Whitewater channels at the U.S. National Whitewater Center reopened Wednesday after being closed since June 23 following a visitor’s death. Group rafts hit the water shortly after 10 Wednesday morning.

Mecklenburg County health officials on Monday outlined a plan to monitor water at the center, which installed a new chlorination system to kill microbes. The county will monitor the center weekly through August but reduce visits in September and for the rest of the year.

Channels at the center were drained after the water tested positive in June for an amoeba that causes extremely rare but fatal infections. The center drained water from its channels, then refilled them after they were cleaned.

The center posted a water quality plan on its website Tuesday.
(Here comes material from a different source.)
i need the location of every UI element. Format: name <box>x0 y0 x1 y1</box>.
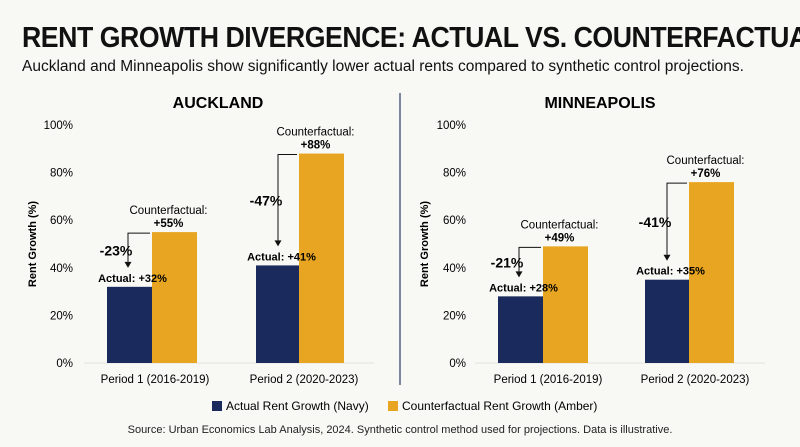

“The USNWC water quality management plan consists of adaptations of technologies and procedures from related (though substantially different) systems such as pools, municipal water systems, water parks, and aquariums in order to develop an effective and practical water quality management program that fits the unique needs of a man-made whitewater river,” it said.

The center now has three overlapping systems to kill or disable disease-carrying pathogens: a chlorine injection system; an ozone oxidation process; and ultraviolet light. UV light, supplemented by chlorine, had been its primary disinfection system before closing.
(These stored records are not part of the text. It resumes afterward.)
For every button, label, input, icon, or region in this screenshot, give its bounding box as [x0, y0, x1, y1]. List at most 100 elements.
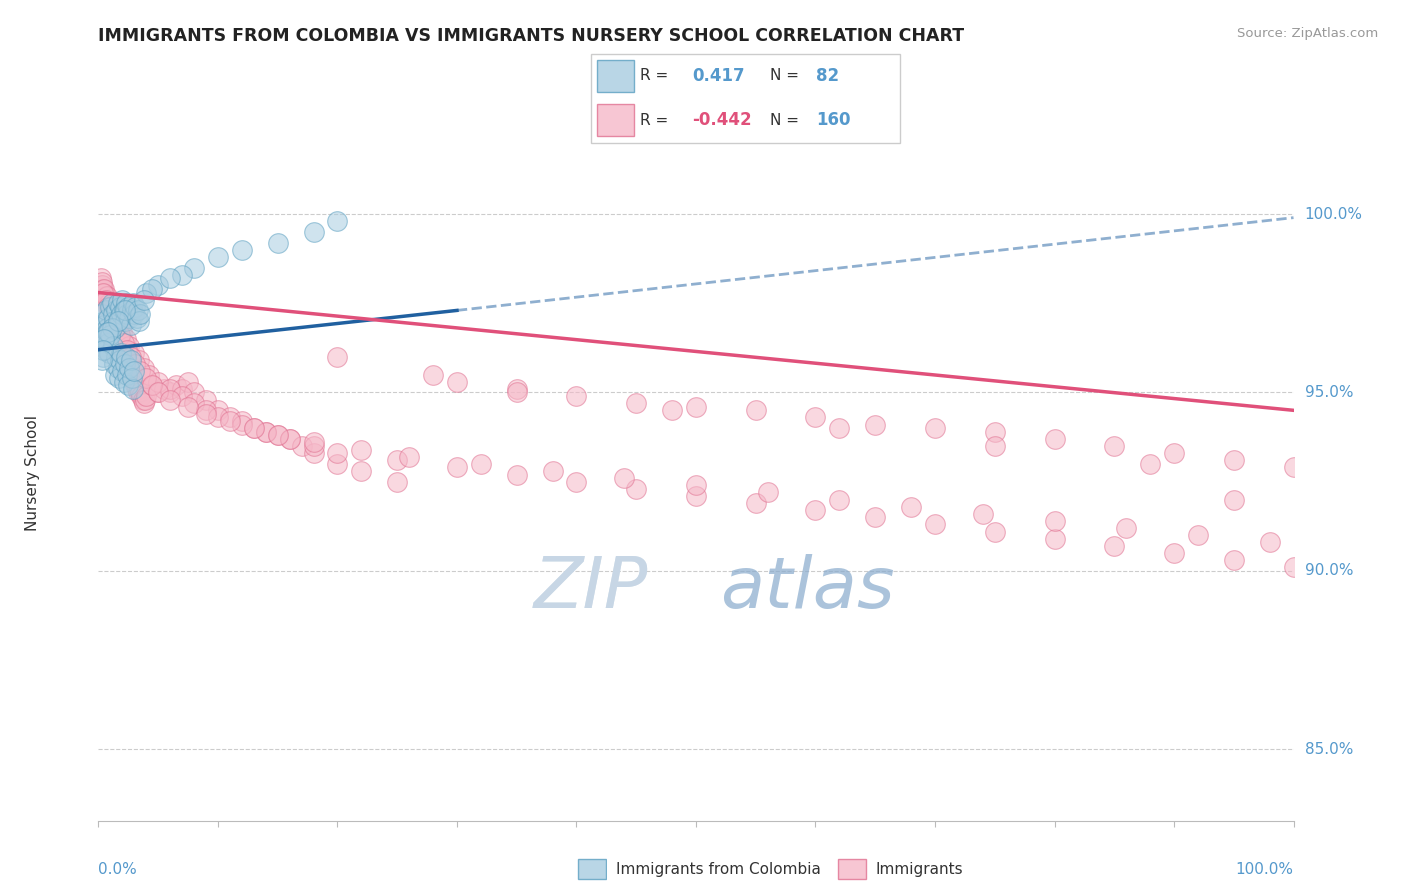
Point: [111, 364, 134, 378]
Point: [385, 453, 409, 467]
Point: [983, 425, 1005, 439]
Point: [112, 335, 135, 350]
Point: [194, 392, 217, 407]
Point: [172, 389, 194, 403]
Text: Immigrants from Colombia: Immigrants from Colombia: [616, 863, 821, 877]
Point: [1222, 492, 1246, 507]
Point: [242, 421, 264, 435]
Point: [661, 403, 683, 417]
Text: 100.0%: 100.0%: [1305, 207, 1362, 221]
Point: [105, 321, 128, 335]
Point: [506, 382, 529, 396]
Point: [1139, 457, 1161, 471]
Point: [93, 282, 115, 296]
Point: [745, 496, 768, 510]
Point: [115, 350, 138, 364]
Point: [565, 389, 588, 403]
Point: [91, 282, 114, 296]
Point: [231, 414, 253, 428]
Point: [685, 400, 707, 414]
Point: [135, 389, 157, 403]
Point: [242, 421, 264, 435]
Point: [159, 385, 181, 400]
Point: [194, 403, 217, 417]
Point: [254, 425, 277, 439]
Point: [115, 332, 138, 346]
Point: [267, 428, 290, 442]
Point: [132, 293, 155, 307]
Point: [804, 503, 827, 517]
Point: [120, 364, 142, 378]
Point: [541, 464, 564, 478]
Point: [105, 303, 128, 318]
Point: [124, 300, 146, 314]
Text: ZIP: ZIP: [534, 554, 648, 624]
Point: [863, 417, 886, 432]
Point: [112, 375, 135, 389]
Point: [1222, 553, 1246, 567]
Point: [104, 318, 127, 332]
Point: [129, 385, 152, 400]
Point: [91, 285, 114, 300]
Point: [122, 371, 145, 385]
Point: [326, 214, 349, 228]
Point: [148, 278, 170, 293]
FancyBboxPatch shape: [578, 859, 606, 879]
Point: [100, 307, 122, 321]
Point: [111, 339, 134, 353]
Point: [94, 343, 117, 357]
Point: [1187, 528, 1209, 542]
Point: [97, 325, 120, 339]
Point: [125, 382, 148, 396]
Point: [96, 321, 118, 335]
Point: [121, 371, 143, 385]
Point: [103, 314, 125, 328]
Point: [118, 339, 141, 353]
Point: [115, 296, 138, 310]
Point: [828, 421, 851, 435]
Point: [1222, 453, 1246, 467]
Point: [101, 307, 124, 321]
Point: [93, 285, 115, 300]
Point: [114, 346, 136, 360]
Point: [1282, 460, 1305, 475]
Point: [120, 350, 142, 364]
Point: [91, 278, 114, 293]
Text: 0.0%: 0.0%: [98, 863, 138, 878]
Point: [506, 385, 529, 400]
Point: [983, 439, 1005, 453]
Point: [756, 485, 779, 500]
Point: [110, 335, 132, 350]
Point: [107, 328, 129, 343]
Point: [127, 303, 149, 318]
Point: [121, 303, 143, 318]
Point: [565, 475, 588, 489]
Point: [124, 307, 146, 321]
Point: [117, 300, 139, 314]
Point: [104, 368, 127, 382]
Point: [159, 392, 181, 407]
Point: [219, 410, 242, 425]
Point: [1043, 432, 1066, 446]
Point: [115, 368, 138, 382]
Point: [111, 325, 134, 339]
Point: [91, 307, 114, 321]
Point: [132, 360, 155, 375]
Point: [96, 289, 118, 303]
Point: [122, 296, 145, 310]
Point: [124, 375, 146, 389]
Point: [96, 325, 118, 339]
Point: [108, 328, 131, 343]
Point: [108, 353, 131, 368]
Point: [302, 435, 325, 450]
Point: [302, 446, 325, 460]
Point: [124, 346, 146, 360]
Point: [107, 318, 129, 332]
Point: [108, 332, 131, 346]
Point: [124, 357, 146, 371]
Point: [97, 310, 120, 325]
Point: [207, 250, 229, 264]
Point: [120, 318, 142, 332]
Point: [90, 321, 112, 335]
Point: [93, 332, 115, 346]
County officials have said the center will vacuum up sediment in the water that can harbor the amoeba that killed an Ohio teen in June.
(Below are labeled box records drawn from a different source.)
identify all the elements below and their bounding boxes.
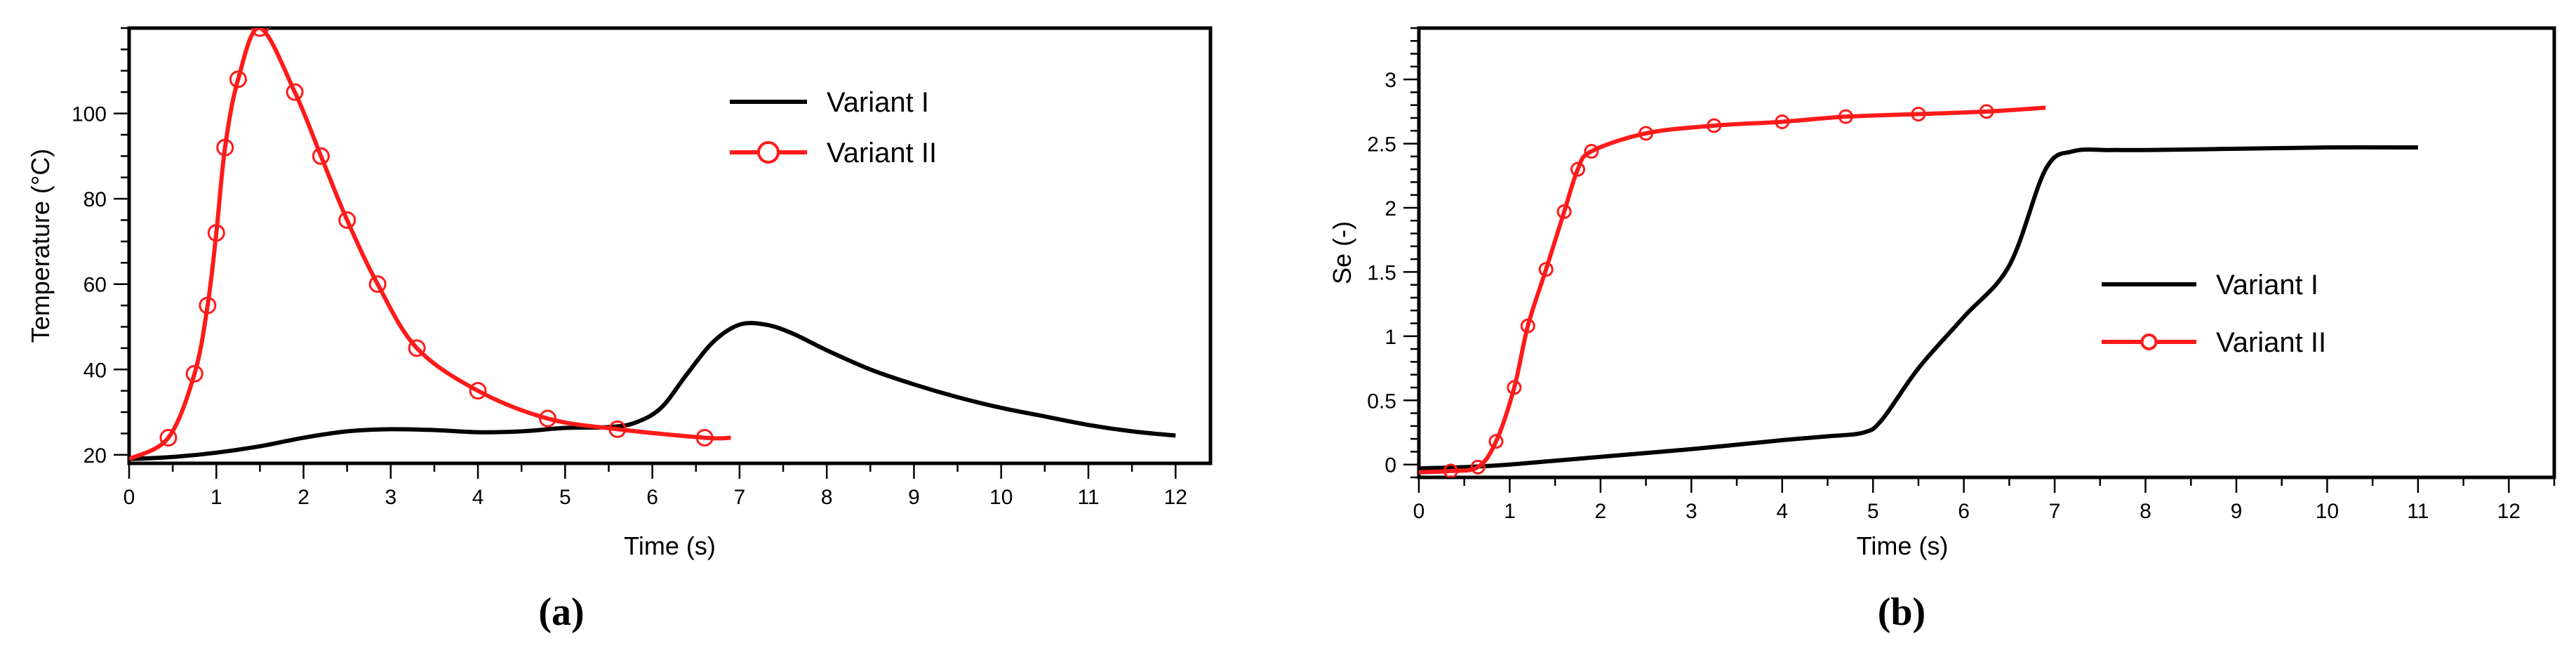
x-tick-label: 8 — [821, 486, 833, 509]
legend: Variant I Variant II — [730, 87, 937, 168]
data-point — [159, 429, 178, 447]
y-tick-label: 40 — [84, 359, 107, 382]
series-line-variant-ii — [129, 28, 731, 461]
x-tick-label: 12 — [2497, 500, 2521, 523]
data-point — [1470, 459, 1486, 475]
x-tick-label: 10 — [989, 486, 1013, 509]
data-point — [469, 382, 487, 400]
data-point — [408, 339, 426, 357]
x-tick-label: 5 — [1867, 500, 1879, 523]
data-point — [251, 28, 269, 37]
data-point — [286, 83, 304, 101]
series-variant-i — [1419, 145, 2418, 471]
data-point — [1488, 434, 1504, 449]
series-variant-i — [129, 321, 1176, 461]
x-tick-label: 3 — [385, 486, 396, 509]
series-variant-ii — [1419, 104, 2046, 477]
data-point — [1775, 114, 1790, 129]
data-point — [539, 409, 557, 428]
x-tick-label: 6 — [646, 486, 658, 509]
series-line-variant-i — [1419, 145, 2418, 471]
x-tick-label: 6 — [1958, 500, 1970, 523]
legend: Variant I Variant II — [2102, 270, 2326, 358]
data-point — [199, 296, 217, 315]
data-point — [229, 70, 247, 88]
legend-marker-variant-ii — [2140, 333, 2158, 350]
x-tick-label: 5 — [559, 486, 571, 509]
x-tick-label: 10 — [2316, 500, 2339, 523]
x-tick-label: 8 — [2140, 500, 2151, 523]
x-tick-label: 3 — [1686, 500, 1697, 523]
x-tick-label: 2 — [1595, 500, 1607, 523]
series-variant-ii — [129, 28, 731, 461]
data-point — [1443, 463, 1458, 477]
legend-label-variant-i: Variant I — [2216, 270, 2318, 300]
x-tick-label: 1 — [1504, 500, 1516, 523]
legend-label-variant-ii: Variant II — [2216, 327, 2326, 358]
x-tick-label: 11 — [2407, 500, 2429, 523]
y-axis-label: Se (-) — [1328, 221, 1356, 284]
legend-label-variant-i: Variant I — [827, 87, 929, 118]
x-tick-label: 9 — [908, 486, 920, 509]
y-tick-label: 2.5 — [1367, 133, 1396, 157]
series-line-variant-ii — [1419, 105, 2046, 475]
x-tick-label: 2 — [298, 486, 309, 509]
data-point — [1520, 318, 1535, 333]
x-tick-label: 7 — [734, 486, 746, 509]
x-tick-label: 9 — [2231, 500, 2243, 523]
panel-label: (b) — [1878, 590, 1926, 634]
x-tick-label: 12 — [1164, 486, 1187, 509]
data-point — [1639, 126, 1654, 141]
y-tick-label: 0.5 — [1367, 390, 1396, 413]
y-tick-label: 0 — [1384, 454, 1396, 477]
legend-label-variant-ii: Variant II — [827, 138, 937, 168]
x-tick-label: 7 — [2049, 500, 2061, 523]
data-point — [1911, 107, 1926, 122]
y-tick-label: 100 — [72, 103, 107, 126]
data-point — [338, 211, 356, 230]
plot-frame — [127, 26, 1213, 465]
x-tick-label: 11 — [1077, 486, 1099, 509]
y-tick-label: 1.5 — [1367, 261, 1396, 284]
y-tick-label: 20 — [84, 444, 107, 468]
x-axis-label: Time (s) — [624, 531, 716, 560]
data-point — [1979, 104, 1994, 119]
x-tick-label: 0 — [1413, 500, 1425, 523]
data-point — [216, 138, 234, 157]
x-tick-label: 4 — [1776, 500, 1788, 523]
y-tick-label: 1 — [1384, 326, 1396, 349]
x-tick-label: 4 — [472, 486, 484, 509]
data-point — [207, 224, 225, 242]
x-tick-label: 0 — [124, 486, 135, 509]
data-point — [185, 364, 203, 383]
data-point — [1838, 109, 1853, 124]
panel-label: (a) — [538, 590, 584, 634]
series-line-variant-i — [129, 321, 1176, 461]
y-axis-label: Temperature (°C) — [26, 149, 55, 343]
data-point — [1556, 204, 1572, 219]
data-point — [312, 147, 330, 165]
data-point — [1584, 144, 1599, 159]
data-point — [695, 429, 714, 447]
data-point — [1570, 161, 1586, 177]
y-tick-label: 3 — [1384, 69, 1396, 92]
data-point — [1707, 118, 1722, 133]
y-tick-label: 60 — [84, 274, 107, 297]
data-point — [1538, 262, 1554, 277]
data-point — [608, 420, 627, 438]
plot-frame — [1417, 26, 2556, 479]
data-point — [368, 275, 387, 293]
legend-marker-variant-ii — [757, 141, 780, 164]
data-point — [1507, 380, 1522, 395]
x-axis-label: Time (s) — [1857, 531, 1949, 560]
y-tick-label: 2 — [1384, 197, 1396, 220]
x-tick-label: 1 — [211, 486, 222, 509]
y-tick-label: 80 — [84, 188, 107, 211]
“Please understand that despite all of the efforts to treat the water at the USNWC, eliminating 100 percent of the specific risk of any organisms existing in the whitewater system is never guaranteed,” the center’s statement said. “Our goal, like any other water system, pool, or aquarium is to simply reduce the chances of contracting waterborne illness.”

The center’s water quality is not regulated, but local officials are assessing whether it should be.

Mecklenburg County commissioners discussed potential regulation of the privately run facility last week but made no decisions. Dr. Marcus Plescia, the county health director, said Monday that observations of the center’s operations over the next few weeks will indicate what rules, if any, are needed.